Por Toni G. Atkins
California’s housing crisis is plunging families and individuals into poverty, threatening our children’s futures, splitting up families, making it difficult for businesses to attract and retain talent, and burdening our economy. Housing instability sends ripples throughout all facets of our society, affecting education, physical and mental health, transportation, and climate action.
I recognized this growing problem more than 20 years ago while working as a policy aide at the city level and began working to strengthen San Diego’s affordable-housing efforts after being elected to the City Council.
The governor and the Legislature gave the issue the sense of urgency it demanded in 2017, when we passed a package of 15 bills that addressed the crisis with a mix of regulatory reform and revenue measures, including my Senate Bill 2, which created a permanent source of funding for affordable housing.
In 2018, we followed up with additional measures to remove barriers in the way of housing construction, as well as significant budget funding for communities throughout the state to combat homelessness. That funding has begun making its way to projects and programs in the San Diego region aimed at connecting homeless residents with housing and preventing those at risk from falling into homelessness.

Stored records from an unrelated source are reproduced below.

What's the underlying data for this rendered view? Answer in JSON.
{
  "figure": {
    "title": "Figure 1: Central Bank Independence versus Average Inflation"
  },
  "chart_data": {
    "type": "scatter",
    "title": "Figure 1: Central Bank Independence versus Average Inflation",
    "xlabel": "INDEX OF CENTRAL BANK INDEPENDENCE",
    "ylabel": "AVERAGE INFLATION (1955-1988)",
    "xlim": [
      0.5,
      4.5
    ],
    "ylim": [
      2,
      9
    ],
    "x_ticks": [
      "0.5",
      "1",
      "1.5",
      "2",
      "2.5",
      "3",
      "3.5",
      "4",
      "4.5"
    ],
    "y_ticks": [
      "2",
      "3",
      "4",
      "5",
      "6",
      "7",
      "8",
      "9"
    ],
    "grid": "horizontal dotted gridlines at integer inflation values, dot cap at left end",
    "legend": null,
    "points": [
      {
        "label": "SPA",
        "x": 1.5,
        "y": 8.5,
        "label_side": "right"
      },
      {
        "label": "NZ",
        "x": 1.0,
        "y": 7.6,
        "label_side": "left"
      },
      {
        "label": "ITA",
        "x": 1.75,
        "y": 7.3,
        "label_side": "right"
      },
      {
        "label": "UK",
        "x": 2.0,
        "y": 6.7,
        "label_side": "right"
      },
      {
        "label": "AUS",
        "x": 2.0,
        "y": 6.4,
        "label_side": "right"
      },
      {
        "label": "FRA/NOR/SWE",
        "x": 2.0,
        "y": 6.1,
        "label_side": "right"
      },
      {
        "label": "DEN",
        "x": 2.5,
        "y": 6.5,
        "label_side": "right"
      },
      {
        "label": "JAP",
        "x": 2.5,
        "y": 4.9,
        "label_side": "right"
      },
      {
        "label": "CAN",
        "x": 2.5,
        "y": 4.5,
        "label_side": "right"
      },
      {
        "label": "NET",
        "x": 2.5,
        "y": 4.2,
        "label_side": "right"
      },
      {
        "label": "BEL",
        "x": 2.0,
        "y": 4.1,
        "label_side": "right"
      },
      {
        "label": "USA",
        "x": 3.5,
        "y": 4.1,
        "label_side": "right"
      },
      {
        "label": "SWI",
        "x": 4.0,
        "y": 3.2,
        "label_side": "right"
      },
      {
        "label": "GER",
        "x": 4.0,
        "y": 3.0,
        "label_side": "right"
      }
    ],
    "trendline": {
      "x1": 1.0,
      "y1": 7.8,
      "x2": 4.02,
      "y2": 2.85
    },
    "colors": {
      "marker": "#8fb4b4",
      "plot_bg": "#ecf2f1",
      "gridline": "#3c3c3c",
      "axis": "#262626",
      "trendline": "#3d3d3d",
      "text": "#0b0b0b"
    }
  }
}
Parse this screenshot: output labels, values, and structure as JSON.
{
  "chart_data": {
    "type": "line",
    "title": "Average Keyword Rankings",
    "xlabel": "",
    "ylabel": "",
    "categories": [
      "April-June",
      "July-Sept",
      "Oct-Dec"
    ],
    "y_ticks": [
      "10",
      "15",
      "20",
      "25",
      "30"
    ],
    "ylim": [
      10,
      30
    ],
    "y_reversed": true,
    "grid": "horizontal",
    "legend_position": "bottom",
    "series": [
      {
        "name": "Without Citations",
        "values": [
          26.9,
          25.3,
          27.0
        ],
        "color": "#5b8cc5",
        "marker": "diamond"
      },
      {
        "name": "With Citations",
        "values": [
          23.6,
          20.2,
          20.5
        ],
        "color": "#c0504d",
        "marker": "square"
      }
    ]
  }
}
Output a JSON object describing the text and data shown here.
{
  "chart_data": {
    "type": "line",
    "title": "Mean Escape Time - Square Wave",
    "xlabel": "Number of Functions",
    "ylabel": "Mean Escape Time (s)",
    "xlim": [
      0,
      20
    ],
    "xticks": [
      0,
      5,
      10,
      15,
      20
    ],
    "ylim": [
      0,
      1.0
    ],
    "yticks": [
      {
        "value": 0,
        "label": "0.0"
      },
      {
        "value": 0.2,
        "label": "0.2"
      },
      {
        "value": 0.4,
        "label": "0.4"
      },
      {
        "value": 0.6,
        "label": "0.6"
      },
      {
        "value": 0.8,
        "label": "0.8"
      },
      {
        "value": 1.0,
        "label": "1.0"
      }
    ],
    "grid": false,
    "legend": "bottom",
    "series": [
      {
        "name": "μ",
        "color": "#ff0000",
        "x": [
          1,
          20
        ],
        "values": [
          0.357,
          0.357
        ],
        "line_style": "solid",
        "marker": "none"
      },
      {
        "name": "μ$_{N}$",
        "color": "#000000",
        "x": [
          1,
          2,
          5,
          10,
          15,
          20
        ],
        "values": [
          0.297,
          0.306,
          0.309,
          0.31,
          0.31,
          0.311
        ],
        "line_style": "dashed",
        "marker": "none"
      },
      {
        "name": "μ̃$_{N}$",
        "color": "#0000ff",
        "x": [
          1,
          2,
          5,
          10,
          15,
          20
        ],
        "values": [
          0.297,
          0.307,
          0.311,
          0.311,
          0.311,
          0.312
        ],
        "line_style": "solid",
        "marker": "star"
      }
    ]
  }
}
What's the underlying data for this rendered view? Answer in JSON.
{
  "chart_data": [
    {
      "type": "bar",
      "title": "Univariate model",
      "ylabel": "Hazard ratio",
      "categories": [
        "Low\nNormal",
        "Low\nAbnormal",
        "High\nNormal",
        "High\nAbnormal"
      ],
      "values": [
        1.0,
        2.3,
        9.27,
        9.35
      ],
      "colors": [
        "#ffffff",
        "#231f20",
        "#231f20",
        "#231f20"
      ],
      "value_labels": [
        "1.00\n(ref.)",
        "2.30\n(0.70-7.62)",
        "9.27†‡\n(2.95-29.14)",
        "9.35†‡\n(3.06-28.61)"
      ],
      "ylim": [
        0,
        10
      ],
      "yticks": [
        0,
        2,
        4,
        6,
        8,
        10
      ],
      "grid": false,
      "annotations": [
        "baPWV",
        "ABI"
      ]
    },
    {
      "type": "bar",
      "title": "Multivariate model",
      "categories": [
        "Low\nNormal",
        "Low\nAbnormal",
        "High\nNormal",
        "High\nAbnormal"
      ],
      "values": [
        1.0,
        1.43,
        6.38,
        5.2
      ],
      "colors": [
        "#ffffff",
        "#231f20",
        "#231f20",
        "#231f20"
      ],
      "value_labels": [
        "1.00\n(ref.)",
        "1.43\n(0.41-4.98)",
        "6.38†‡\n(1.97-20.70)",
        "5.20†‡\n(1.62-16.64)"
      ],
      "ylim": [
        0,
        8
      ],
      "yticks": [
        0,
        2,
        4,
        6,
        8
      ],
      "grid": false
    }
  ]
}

This year, we continued our progress with additional regulatory reform, protections against unreasonable evictions and exorbitant rent increases, and another $2.5 billion to address homelessness and housing instability, the largest such direct investment in state history.
But even before 2017, the state was increasing its investments in targeted housing programs that have resulted in thousands of new affordable homes.
Since 2015, the Affordable Housing and Sustainable Communities program that I was proud to champion as Assembly speaker has used proceeds from our innovative cap and trade system to create more than 9,000 affordable homes near transit, including more than 1,000 in San Diego. The latest project in San Diego to receive such funding is one at 13th and Broadway in East Village that will provide 273 apartments with supportive services for people experiencing homelessness.
And thanks to the voters who passed Proposition 41 in 2014, the Veterans Housing and Homelessness Program (VHHP) has funded nearly 2,600 new homes for struggling veterans, including 323 in San Diego County. A great VHHP-funded project is Zephyr Apartments in Grantville, which opened earlier this year, providing 84 homes with supportive services and close access to the trolley.
Going forward, these are the kinds of results I’ll be looking for as our more recently passed measures are implemented, and I’ll be monitoring them closely to ensure that they are effective.
At the same time, I will be intimately involved in efforts to stimulate the production of the new middle- and lower-income housing that is so desperately needed along our transit corridors and near job centers, making sure that residents in potentially affected communities are key participants in the conversation.